3DNA Forum

Welcome => Feature requests => Topic started by: auffinger on August 04, 2012, 02:31:03 pm

Title: chain continuation character in analyze
Post by: auffinger on August 04, 2012, 02:31:03 pm
Hi Xiang-Jun,

Went just through a few options.
In the analyze file, you insert the '-' character when a strand is not broken and 'x' when its broken.
Then a new chain starts. May be you could add a third '+' character for these residues ?
This is a really minor point.

Also, for the same strand P...P and C1'...C1' distances, could you add two decimals instead of one?
This could be convenient for some applications.

Best,

Pascal
Title: Re: chain continuation character in analyze
Post by: xiangjun on August 04, 2012, 03:01:52 pm
Quote
In the analyze file, you insert the '-' character when a strand is not broken and 'x' when its broken.
Then a new chain starts. May be you could add a third '+' character for these residues ?
Could you provide an example?

Quote
Also, for the same strand P...P and C1'...C1' distances, could you add two decimals instead of one?
Done -- the distribution will be updated after clarification of the above point.

Xiang-Jun
Title: Re: chain continuation character in analyze
Post by: auffinger on August 05, 2012, 01:06:10 pm
Well, normally after a 'x' character a new chain starts, so this is easy. Yet putting a '+' instead of a '-' at these positions seems more informative to me although it looks like a detail. A '+' should then appear for the first residue of a structure. Hence, you would have a specific marker for all 3' and 5' residues.
Of course, an isolated residue can be found and you would have to chose between '+' and 'x' (I suggest '+').

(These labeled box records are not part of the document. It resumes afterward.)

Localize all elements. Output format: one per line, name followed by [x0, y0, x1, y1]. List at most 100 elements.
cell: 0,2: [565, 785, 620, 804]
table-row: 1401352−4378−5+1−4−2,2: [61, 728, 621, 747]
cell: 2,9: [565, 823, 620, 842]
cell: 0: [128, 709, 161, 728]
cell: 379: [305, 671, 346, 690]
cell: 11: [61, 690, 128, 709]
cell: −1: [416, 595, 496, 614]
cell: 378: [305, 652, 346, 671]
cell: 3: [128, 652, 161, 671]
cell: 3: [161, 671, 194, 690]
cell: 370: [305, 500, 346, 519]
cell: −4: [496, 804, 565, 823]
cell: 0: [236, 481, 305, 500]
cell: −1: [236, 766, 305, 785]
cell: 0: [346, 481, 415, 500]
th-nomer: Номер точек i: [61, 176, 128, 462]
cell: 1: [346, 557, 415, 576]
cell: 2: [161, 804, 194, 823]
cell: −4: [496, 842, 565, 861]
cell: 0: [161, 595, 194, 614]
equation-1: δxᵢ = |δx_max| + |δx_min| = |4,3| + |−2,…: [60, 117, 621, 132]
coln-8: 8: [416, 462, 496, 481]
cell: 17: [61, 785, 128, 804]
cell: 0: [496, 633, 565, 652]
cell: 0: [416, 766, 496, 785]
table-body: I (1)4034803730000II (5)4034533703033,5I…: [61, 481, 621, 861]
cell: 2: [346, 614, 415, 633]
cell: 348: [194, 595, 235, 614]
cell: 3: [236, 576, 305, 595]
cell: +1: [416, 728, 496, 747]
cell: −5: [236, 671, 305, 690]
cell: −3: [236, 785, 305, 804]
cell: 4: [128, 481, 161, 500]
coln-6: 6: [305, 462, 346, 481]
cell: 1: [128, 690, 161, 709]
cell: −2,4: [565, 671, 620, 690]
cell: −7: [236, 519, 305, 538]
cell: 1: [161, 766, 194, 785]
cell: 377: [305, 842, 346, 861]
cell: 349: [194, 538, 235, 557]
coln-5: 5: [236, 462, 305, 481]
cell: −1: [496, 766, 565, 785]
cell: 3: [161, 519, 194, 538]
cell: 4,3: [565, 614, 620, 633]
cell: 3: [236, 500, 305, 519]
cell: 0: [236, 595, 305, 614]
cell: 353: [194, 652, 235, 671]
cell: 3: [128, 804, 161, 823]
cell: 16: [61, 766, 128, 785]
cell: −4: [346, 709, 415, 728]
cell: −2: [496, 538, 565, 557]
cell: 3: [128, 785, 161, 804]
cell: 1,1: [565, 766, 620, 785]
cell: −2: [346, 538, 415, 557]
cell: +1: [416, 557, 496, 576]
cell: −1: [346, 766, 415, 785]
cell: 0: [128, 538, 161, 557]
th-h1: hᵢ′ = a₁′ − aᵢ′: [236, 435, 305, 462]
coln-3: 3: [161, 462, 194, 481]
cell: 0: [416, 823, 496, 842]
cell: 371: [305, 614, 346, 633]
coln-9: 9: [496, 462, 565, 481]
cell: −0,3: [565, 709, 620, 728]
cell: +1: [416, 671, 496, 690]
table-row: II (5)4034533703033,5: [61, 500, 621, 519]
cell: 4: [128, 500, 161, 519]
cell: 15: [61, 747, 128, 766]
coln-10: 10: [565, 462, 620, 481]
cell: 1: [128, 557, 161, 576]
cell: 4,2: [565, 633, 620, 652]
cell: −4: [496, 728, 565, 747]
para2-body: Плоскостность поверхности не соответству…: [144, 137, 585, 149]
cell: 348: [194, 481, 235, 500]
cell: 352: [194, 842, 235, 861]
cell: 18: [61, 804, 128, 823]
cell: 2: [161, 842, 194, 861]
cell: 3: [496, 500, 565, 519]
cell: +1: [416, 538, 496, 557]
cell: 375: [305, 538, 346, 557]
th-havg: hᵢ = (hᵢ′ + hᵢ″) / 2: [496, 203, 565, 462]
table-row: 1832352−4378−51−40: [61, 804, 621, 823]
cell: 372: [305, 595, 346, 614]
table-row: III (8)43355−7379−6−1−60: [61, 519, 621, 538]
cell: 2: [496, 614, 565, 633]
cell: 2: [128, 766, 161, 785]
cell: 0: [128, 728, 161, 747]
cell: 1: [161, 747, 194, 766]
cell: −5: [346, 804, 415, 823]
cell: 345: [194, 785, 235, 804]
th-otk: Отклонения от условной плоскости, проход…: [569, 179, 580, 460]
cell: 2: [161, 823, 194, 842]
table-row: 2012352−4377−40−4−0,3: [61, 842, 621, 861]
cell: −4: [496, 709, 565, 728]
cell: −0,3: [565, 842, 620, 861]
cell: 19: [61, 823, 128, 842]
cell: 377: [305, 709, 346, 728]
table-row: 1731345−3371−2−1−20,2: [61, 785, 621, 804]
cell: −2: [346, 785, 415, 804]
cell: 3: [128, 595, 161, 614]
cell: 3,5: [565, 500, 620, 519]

1   (0.012) ....>A:...1_:[..C]C-          <-- a '+' here instead of a '-'
2   (0.019) ....>A:...2_:[.DC]C-
3   (0.038) ....>A:...3_:[.DG]G-
4   (0.030) ....>A:...4_:[.DG]G-
5   (0.010) ....>A:...5_:[.DC]C-
6   (0.043) ....>A:...6_:[.DG]G-
7   (0.012) ....>A:...7_:[.DC]C-
8   (0.013) ....>A:...8_:[.DC]C-
9   (0.027) ....>A:...9_:[.DG]G-
10   (0.027) ....>A:..10_:[..G]Gx
11   (0.015) ....>B:..11_:[..C]C-       <-- a '+' here
12   (0.009) ....>B:..12_:[.DC]C-

Pascal
Title: Re: chain continuation character in analyze
Post by: xiangjun on August 06, 2012, 01:04:12 pm
Please download the updated aug06 release of 3DNA v2.1beta. Now you can specify helix begin/continuation/end and isolated bp characters through option -chain_markers. For example,

Code: [Select]
`find_pair 1egk.pdb stdout    #  default as beforefind_pair -chain_markers='o|x+' 1egk.pdb stdout    #  with helix beginning character assigned to 'o'`
The same option can also be applied to 'analyze'.

Also, as noted previously, the same strand P...P and C1'...C1' distances are now output in two decimals.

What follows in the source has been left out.